Dove recently conducted a social experiment in which Gil Zamora, a 26-year veteran of the Santa Fe Police Department and forensic artist, sketched a group of seven women to get a better idea of how they view themselves.

The first part of the experiment was to sketch one woman at a time, without ever seeing what they look like. Zamora would ask them questions about their own facial aesthetics, revealing what they think their most prominent, favorite and disliked features are. Based on these descriptions, Zamora created a sketch of each woman. He then repeated this process but instead asked each of the seven strangers to describe the other women that they had met earlier that morning.

What Zamora found was that the women seemed extremely critical of themselves…even over delicate freckles; alternatively, when they spoke about the other ladies that they had met only briefly, they were more complimentary and even admiring of their features. Zamora held the self-imposed sketches next to the those created by the women viewing one another, and the reactions were pretty consistent: many woman don’t seem to see the beauty that others see in them. Or, maybe they do but just don’t acknowledge how wonderful their natural beauty is.

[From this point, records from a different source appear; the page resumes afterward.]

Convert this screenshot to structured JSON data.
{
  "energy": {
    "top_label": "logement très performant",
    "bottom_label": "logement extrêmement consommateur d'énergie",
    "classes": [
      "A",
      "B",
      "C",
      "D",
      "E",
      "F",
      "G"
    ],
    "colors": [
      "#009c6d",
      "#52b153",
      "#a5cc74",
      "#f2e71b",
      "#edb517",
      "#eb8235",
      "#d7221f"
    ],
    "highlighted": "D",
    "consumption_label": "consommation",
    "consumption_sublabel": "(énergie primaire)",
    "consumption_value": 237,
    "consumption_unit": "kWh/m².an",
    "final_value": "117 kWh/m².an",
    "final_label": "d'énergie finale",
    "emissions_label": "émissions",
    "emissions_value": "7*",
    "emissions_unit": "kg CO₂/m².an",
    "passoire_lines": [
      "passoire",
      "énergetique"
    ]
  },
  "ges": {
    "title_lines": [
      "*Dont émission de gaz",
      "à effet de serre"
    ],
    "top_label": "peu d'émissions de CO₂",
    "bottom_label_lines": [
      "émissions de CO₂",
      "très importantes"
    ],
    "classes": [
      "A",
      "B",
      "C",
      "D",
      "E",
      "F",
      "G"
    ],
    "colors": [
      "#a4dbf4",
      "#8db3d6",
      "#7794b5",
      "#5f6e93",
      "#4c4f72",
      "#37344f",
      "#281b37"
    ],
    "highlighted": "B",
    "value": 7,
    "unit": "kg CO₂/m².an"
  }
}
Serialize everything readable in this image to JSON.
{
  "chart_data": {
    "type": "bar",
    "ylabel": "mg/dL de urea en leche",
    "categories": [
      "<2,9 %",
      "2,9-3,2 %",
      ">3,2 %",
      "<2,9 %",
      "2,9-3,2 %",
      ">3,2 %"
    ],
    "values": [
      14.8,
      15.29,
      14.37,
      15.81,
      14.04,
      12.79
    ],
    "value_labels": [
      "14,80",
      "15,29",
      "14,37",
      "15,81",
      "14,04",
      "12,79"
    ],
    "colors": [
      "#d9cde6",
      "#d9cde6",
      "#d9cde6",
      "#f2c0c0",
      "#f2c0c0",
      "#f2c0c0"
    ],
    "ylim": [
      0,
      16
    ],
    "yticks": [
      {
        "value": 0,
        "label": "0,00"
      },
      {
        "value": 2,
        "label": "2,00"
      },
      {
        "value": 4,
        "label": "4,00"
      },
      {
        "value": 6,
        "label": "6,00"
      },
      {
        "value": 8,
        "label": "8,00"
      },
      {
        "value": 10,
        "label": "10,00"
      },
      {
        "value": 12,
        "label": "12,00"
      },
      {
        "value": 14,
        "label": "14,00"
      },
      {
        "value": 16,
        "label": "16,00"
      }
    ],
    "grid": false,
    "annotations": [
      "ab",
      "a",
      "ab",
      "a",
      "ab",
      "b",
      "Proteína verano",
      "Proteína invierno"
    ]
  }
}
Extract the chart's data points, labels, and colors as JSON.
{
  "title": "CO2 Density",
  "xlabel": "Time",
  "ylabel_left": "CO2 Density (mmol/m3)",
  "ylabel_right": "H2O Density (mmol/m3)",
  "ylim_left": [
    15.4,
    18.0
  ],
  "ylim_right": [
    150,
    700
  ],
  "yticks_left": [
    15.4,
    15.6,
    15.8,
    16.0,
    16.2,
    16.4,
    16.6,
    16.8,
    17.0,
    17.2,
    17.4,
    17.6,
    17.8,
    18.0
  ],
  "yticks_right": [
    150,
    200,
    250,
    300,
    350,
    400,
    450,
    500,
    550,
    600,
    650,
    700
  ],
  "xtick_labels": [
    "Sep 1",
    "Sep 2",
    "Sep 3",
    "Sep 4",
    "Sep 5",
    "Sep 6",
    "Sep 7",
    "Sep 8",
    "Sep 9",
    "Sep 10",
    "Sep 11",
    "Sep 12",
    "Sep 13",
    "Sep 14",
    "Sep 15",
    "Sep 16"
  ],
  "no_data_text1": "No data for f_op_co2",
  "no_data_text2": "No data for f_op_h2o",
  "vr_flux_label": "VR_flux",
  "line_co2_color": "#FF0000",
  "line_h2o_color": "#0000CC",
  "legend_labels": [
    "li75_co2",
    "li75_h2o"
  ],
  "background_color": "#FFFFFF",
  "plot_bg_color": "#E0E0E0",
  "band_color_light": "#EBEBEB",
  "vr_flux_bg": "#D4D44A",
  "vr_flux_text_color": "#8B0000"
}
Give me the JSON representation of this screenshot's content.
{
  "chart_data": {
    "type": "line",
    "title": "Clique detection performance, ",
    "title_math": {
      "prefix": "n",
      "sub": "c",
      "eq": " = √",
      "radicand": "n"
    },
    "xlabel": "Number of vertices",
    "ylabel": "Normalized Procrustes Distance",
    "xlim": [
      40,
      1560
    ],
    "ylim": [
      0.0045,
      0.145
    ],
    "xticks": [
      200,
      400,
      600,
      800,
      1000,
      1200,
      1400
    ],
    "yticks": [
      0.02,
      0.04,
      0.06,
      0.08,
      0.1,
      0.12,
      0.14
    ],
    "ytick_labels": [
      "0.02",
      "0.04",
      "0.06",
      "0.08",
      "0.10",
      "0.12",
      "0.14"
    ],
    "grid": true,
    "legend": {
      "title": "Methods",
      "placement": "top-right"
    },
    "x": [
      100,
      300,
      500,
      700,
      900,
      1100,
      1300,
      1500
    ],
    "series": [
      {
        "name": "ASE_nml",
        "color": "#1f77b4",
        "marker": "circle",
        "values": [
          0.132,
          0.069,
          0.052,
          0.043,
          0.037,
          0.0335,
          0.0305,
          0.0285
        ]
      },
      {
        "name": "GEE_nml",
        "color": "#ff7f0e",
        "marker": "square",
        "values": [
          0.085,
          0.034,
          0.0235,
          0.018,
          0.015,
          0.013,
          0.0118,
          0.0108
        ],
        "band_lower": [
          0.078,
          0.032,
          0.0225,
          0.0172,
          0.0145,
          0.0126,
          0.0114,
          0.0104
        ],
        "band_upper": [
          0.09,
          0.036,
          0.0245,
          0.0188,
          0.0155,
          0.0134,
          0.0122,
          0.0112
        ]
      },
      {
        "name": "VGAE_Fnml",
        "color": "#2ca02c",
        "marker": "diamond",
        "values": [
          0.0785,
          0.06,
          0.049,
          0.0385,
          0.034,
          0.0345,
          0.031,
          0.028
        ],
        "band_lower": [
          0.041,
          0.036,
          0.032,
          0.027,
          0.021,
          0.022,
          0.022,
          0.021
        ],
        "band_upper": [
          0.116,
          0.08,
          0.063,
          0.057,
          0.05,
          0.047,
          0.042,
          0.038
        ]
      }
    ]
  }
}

“We spend a lot of time as women analyzing and trying to fix the things that aren’t quite right…Instead we should spend more time appreciating the things that we do like.”

It’s true, women really are their own worst critics. I know that I am and have been my own for a very long time. But who doesn’t want to be “perfect”, you know? Whatever that is..

Self-love is beautiful. It’s necessary to love inwardly in order to love outwardly. Thank you, Dove, for sharing your message.